The anti-kickback law first appeared as a provision of the Social Security Amendments Act of 1972 (§242). It has since been moved to become its own statute (42 USC §1320a-7b(b)). The statute itself has been extended to expand the definition of kickback and increase the number of scenarios in which the law applies. As the number of scenarios has increased, so have the number of exceptions (“safe harbors”) to the anti-kickback law in healthcare.
What is a Kickback in Healthcare?
A kickback in healthcare is defined as a remuneration to induce or reward referrals or business that will ultimately be paid for by a federal healthcare program. Remuneration can be for any healthcare service, drug, or medical equipment, and not only includes remunerations offered to or accepted by healthcare providers, but also incentives offered to patients to use a specific healthcare service (certain incentives are exempt under the Beneficiary Inducement Statute).
According to HHS’ Guide to Fraud and Abuse Laws, the term remuneration not only includes cash payments, but also anything of value – such as free rent, expensive hotel stays and meals, and excessive compensation for medical directorships or consultancies. Other publications suggest remuneration can also include sports tickets, gift cards, and stock options. Effectively, any benefit offered as an inducement or reward could be considered a kickback in healthcare.
The Penalties for Violating the Anti-Kickback Statute
The penalties for violating the anti-kickback statute are significant. The anti-kickback law in healthcare is a criminal law, and any person (excluding patients) found guilty of offering, facilitating, or accepting a kickback is guilty of a felony – for which the maximum criminal penalty is a fine of up to $100,000 and/or up to ten years in jail. In addition, persons convicted of a felony offense in healthcare are automatically added to the HHS OIG Exclusion List.
Unlike the penalties for violations of HIPAA – which apply to covered entities as an organization – individual members of the workforce can be charged with violating the anti-kickback statute in healthcare. Because of this, physicians who are approached with the offer of a kickback also need to be aware of the Civil Monetary Penalties Law – which can impose further financial penalties of up to $50,000 per kickback plus three times the amount of the remuneration received.
Exceptions to the Anti-Kickback Law in Healthcare
The original anti-kickback provision of the Social Security Act of 1972 did not allow for any exceptions to the anti-kickback law in healthcare. However, when the Medicare and Medicaid Patient and Program protection Act of 1987 expanded the definition of kickback and increased the number of scenarios in which the law applied, it also authorized HHS’ Office of Inspector General to publish regulations specifying exceptions to the anti-kickback law.
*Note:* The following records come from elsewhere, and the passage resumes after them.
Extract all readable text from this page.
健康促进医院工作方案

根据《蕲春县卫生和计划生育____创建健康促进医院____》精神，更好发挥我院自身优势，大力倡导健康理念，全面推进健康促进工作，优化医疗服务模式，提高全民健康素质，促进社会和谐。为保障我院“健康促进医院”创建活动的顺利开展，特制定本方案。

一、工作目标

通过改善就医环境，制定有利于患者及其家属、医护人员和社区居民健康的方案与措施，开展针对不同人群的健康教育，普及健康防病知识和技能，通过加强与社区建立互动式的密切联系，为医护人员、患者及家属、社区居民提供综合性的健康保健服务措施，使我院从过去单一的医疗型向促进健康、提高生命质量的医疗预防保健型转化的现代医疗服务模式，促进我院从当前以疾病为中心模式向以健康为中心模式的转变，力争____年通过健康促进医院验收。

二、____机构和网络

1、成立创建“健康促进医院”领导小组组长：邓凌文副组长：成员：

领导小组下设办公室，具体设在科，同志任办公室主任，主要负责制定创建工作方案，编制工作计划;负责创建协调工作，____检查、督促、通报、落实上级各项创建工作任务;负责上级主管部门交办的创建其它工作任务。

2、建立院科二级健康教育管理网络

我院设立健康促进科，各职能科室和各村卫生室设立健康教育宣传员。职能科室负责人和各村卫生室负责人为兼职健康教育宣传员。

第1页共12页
A limited number of exceptions to the anti-kickback law in healthcare were published in 1992 (57 FR 3330 pages 52-55). These were significantly expanded in 1996 and 1999, and then at regular intervals thereafter to account for scenario-specific exceptions. The most recent update occurred in 2020. However, due to the removal of an exception being challenged in court, the effective date for some exceptions has been delayed until 2032 (see footnotes in §1001.952).
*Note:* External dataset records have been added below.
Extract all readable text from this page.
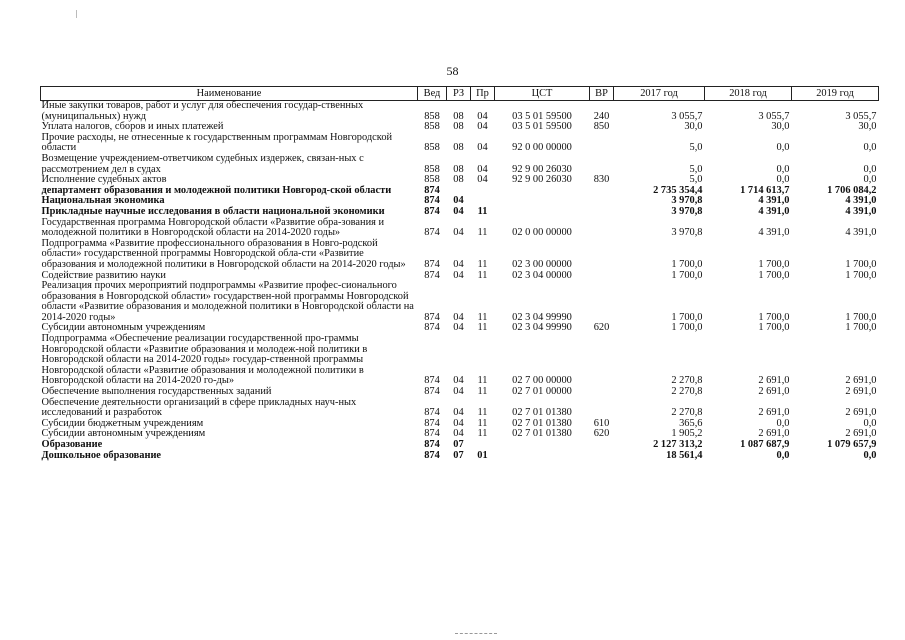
58
Наименование	Вед	РЗ	Пр	ЦСТ	ВР	2017 год	2018 год	2019 год
Иные закупки товаров, работ и услуг для обеспечения государ-ственных (муниципальных) нужд	858	08	04	03 5 01 59500	240	3 055,7	3 055,7	3 055,7
Уплата налогов, сборов и иных платежей	858	08	04	03 5 01 59500	850	30,0	30,0	30,0
Прочие расходы, не отнесенные к государственным программам Новгородской области	858	08	04	92 0 00 00000		5,0	0,0	0,0
Возмещение учреждением-ответчиком судебных издержек, связан-ных с рассмотрением дел в судах	858	08	04	92 9 00 26030		5,0	0,0	0,0
Исполнение судебных актов	858	08	04	92 9 00 26030	830	5,0	0,0	0,0
департамент образования и молодежной политики Новгород-ской области	874					2 735 354,4	1 714 613,7	1 706 084,2
Национальная экономика	874	04				3 970,8	4 391,0	4 391,0
Прикладные научные исследования в области национальной экономики	874	04	11			3 970,8	4 391,0	4 391,0
Государственная программа Новгородской области «Развитие обра-зования и молодежной политики в Новгородской области на 2014-2020 годы»	874	04	11	02 0 00 00000		3 970,8	4 391,0	4 391,0
Подпрограмма «Развитие профессионального образования в Новго-родской области» государственной программы Новгородской обла-сти «Развитие образования и молодежной политики в Новгородской области на 2014-2020 годы»	874	04	11	02 3 00 00000		1 700,0	1 700,0	1 700,0
Содействие развитию науки	874	04	11	02 3 04 00000		1 700,0	1 700,0	1 700,0
Реализация прочих мероприятий подпрограммы «Развитие профес-сионального образования в Новгородской области» государствен-ной программы Новгородской области «Развитие образования и молодежной политики в Новгородской области на 2014-2020 годы»	874	04	11	02 3 04 99990		1 700,0	1 700,0	1 700,0
Субсидии автономным учреждениям	874	04	11	02 3 04 99990	620	1 700,0	1 700,0	1 700,0
Подпрограмма «Обеспечение реализации государственной про-граммы Новгородской области «Развитие образования и молодеж-ной политики в Новгородской области на 2014-2020 годы» государ-ственной программы Новгородской области «Развитие образования и молодежной политики в Новгородской области на 2014-2020 го-ды»	874	04	11	02 7 00 00000		2 270,8	2 691,0	2 691,0
Обеспечение выполнения государственных заданий	874	04	11	02 7 01 00000		2 270,8	2 691,0	2 691,0
Обеспечение деятельности организаций в сфере прикладных науч-ных исследований и разработок	874	04	11	02 7 01 01380		2 270,8	2 691,0	2 691,0
Субсидии бюджетным учреждениям	874	04	11	02 7 01 01380	610	365,6	0,0	0,0
Субсидии автономным учреждениям	874	04	11	02 7 01 01380	620	1 905,2	2 691,0	2 691,0
Образование	874	07				2 127 313,2	1 087 687,9	1 079 657,9
Дошкольное образование	874	07	01			18 561,4	0,0	0,0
Healthcare Compliance with the Anti-Kickback Regulations
To support healthcare compliance with the anti-kickback regulations and other measures to tackle fraud, waste, and abuse in federal healthcare programs, HHS’ Office of Inspector General published General Compliance Program Guidance in November 2023. The guidance has been prepared specifically for “the healthcare compliance community and other healthcare stakeholders”. In the context of complying with the anti-kickback regulations, the guidance suggests:
“Individuals and entities should evaluate arrangements that implicate the statute and do not fit into a safe harbor by reviewing the totality of the facts and circumstances, including the intent of the parties.”
Although the guidance is voluntary and nonbinding, it is important all healthcare providers are familiar with – and comply with – the anti-kickback law in healthcare. Therefore, healthcare providers who are not part of the “compliance community” are also advised to read the guidance. If there are any elements of the guidance which are not clear, or the guidance raises concerns you are violating the anti-kickback statute, it is recommended you seek advice from an independent compliance professional.